Castorf geht es nicht um das Zertrümmern von Stücken, sondern um das Einbringen von ästhetischen und gesellschaftlichen Erfahrungen seiner Generation. Sein Feind ist das sogenannte Als-ob-Theater, und seine Schauspieler sollen auch sie selber sein und ihre, unsere Realität auf der Bühne herstellen. Da konnte ein "Clavigo" 1986 in Gera schon mal von einem Rolling-Stones-Zitat bestimmt sein. Doch dann kamen die Wende und 1992 die Intendanz der Ostberliner Volksbühne. Jetzt ging es um viel mehr. Die Volksbühne besetzte ein Vakuum, sie wurde unter der Leitung von Castorf, dem Dramaturgen Matthias Lilienthal und dem Bühnenbildner Bernd Neumann zu einem Integrationsort für Ost-West-Jugendliche und -Künstler. Castorf 1992:

"Die Politik, die ich meine, ist ja immer gebrochen durch Artifizielles. Ich habe natürlich auch immer versucht, eher traurige Märchen über die Existenz des Menschen zu erzählen, und da sicherlich die Existenzphilosophie oder Beckett oder Ionesco immer viel mehr oder Freud, und darüber mich eigentlich der Tagespolitik zu nähern. Und da sind die politischen Einschnitte, sagen wir mal der Maueröffnung, der tatsächlichen, auch sehr gravierenden politischen Veränderung, für mich nicht so von sensationeller Überraschung."

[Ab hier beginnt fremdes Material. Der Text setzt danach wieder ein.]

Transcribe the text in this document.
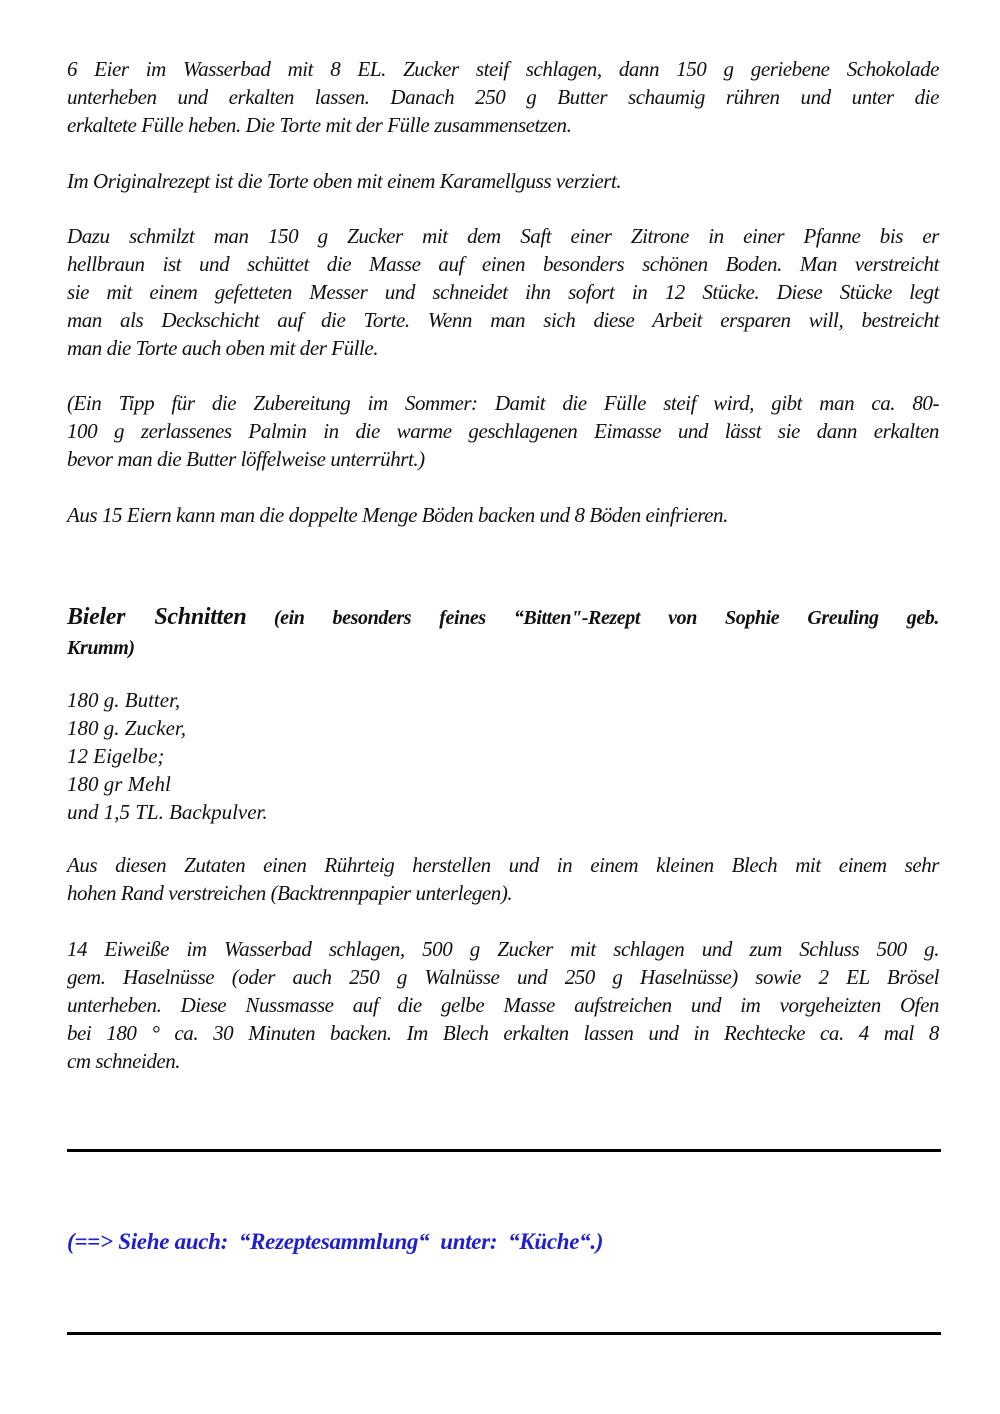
6 Eier im Wasserbad mit 8 EL. Zucker steif schlagen, dann 150 g geriebene Schokolade
unterheben und erkalten lassen. Danach 250 g Butter schaumig rühren und unter die
erkaltete Fülle heben. Die Torte mit der Fülle zusammensetzen.
Im Originalrezept ist die Torte oben mit einem Karamellguss verziert.
Dazu schmilzt man 150 g Zucker mit dem Saft einer Zitrone in einer Pfanne bis er
hellbraun ist und schüttet die Masse auf einen besonders schönen Boden. Man verstreicht
sie mit einem gefetteten Messer und schneidet ihn sofort in 12 Stücke. Diese Stücke legt
man als Deckschicht auf die Torte. Wenn man sich diese Arbeit ersparen will, bestreicht
man die Torte auch oben mit der Fülle.
(Ein Tipp für die Zubereitung im Sommer: Damit die Fülle steif wird, gibt man ca. 80-
100 g zerlassenes Palmin in die warme geschlagenen Eimasse und lässt sie dann erkalten
bevor man die Butter löffelweise unterrührt.)
Aus 15 Eiern kann man die doppelte Menge Böden backen und 8 Böden einfrieren.
Bieler Schnitten (ein besonders feines “Bitten"-Rezept von Sophie Greuling geb.
Krumm)
180 g. Butter,
180 g. Zucker,
12 Eigelbe;
180 gr Mehl
und 1,5 TL. Backpulver.
Aus diesen Zutaten einen Rührteig herstellen und in einem kleinen Blech mit einem sehr
hohen Rand verstreichen (Backtrennpapier unterlegen).
14 Eiweiße im Wasserbad schlagen, 500 g Zucker mit schlagen und zum Schluss 500 g.
gem. Haselnüsse (oder auch 250 g Walnüsse und 250 g Haselnüsse) sowie 2 EL Brösel
unterheben. Diese Nussmasse auf die gelbe Masse aufstreichen und im vorgeheizten Ofen
bei 180 ° ca. 30 Minuten backen. Im Blech erkalten lassen und in Rechtecke ca. 4 mal 8
cm schneiden.
(==> Siehe auch:  “Rezeptesammlung“  unter:  “Küche“.)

Was an der Volksbühne entstand, war ein oft grandioses politisches Theater aus Trash und Theorie, mit Kartoffelsalat-Slapstick und Boa-Schlange. Und mit Schillers Räubern, die wie Kadett-Fahrer-Spießer dachten, mit den Webern und den Nibelungen als Prolls und einem König Lear als brabbelndem Rentner.

Castorf und seine Volksbühne arbeiteten sich an allerlei, auch totalitären, Utopiemodellen ab. Mit sich verausgabenden, sehr eigenen und eigenwilligen Schauspielern, wie man sie so auf der Bühne noch nicht gesehen hatte, im darstellerischen gruppendynamischem Prozess. Diese große postdramatische Zeit, mit Castorf, Schlingensief, Marthaler, Gotscheff und Kresnik. Sie gehört zur Theatergeschichte. Dann, als die Zuschauer gewonnen waren, aber vor allem konsumieren wollten, kamen die Videokameras auf Castorfs Bühne:

"Es ist sehr voyeuristisch, dass man versucht, mit diesem Medium, was ja mal dafür geeignet war, dass die Nachrichten, die ich in der Tagesschau gesehen habe, auch einen gewissen Grad nicht nur an Information, sondern auch an Wahrheit hatten. Wir haben überall Kameras, wir trauen den Bildern nicht mehr. Es ist eigentlich immer etwas, wo man selbst nicht mehr spielen will, wo man selbst nicht mehr die Meinung sagen will, wo man selbst nicht mehr aktiv ist, sondern wo man es nur noch konsumiert. Deshalb brauchen wir diese Spieler, diesen Voyeurismus, wo man sich eigentlich mit dem befriedigt, was andere tun."

Und die Roman-Adaptionen begannen, vor allem von Dostojewskis Werken. Warum aber immer mehr wichtige Schauspieler das Haus verließen, warum nach Lilienthals Weggang immer neue Dramaturgen mit ihren Konzepten scheiterten, während Castorf in Routine erstarrte, das liegt nicht nur daran, dass Castorf das Haus nun schon fast 20 Jahre leitet.

Sondern auch daran, dass es ihm sein Publikum zu leicht macht. Weil man nicht mehr kritischer Konsument, sondern Mitglied eines Fanclubs ist, der sich im Trend sicher fühlt. Die Volksbühne wurde Kult und kam in die Krise. Mit einem Regisseur Castorf, der keine Ökonomie der Mittel, keine Genauigkeit mehr zeigt. Der sich mittlerweile seiner selbst zu sicher fühlt und alles, was auf der Probe gefunden wird, in überlange Inszenierungen stopft. Die sich mit ihrem konzeptionell unterfütterten, aber ästhetisch und theatralisch enervierendem Toben und Kreischen alle ähneln.

Dennoch: Frank Castorfs Beitrag zur Entwicklung des modernen Theaters ist enorm. Und als Geburtstagsgruß bleibt die Hoffnung zu senden, Frank Castorf möge aus seiner künstlerischen Krise heraus finden.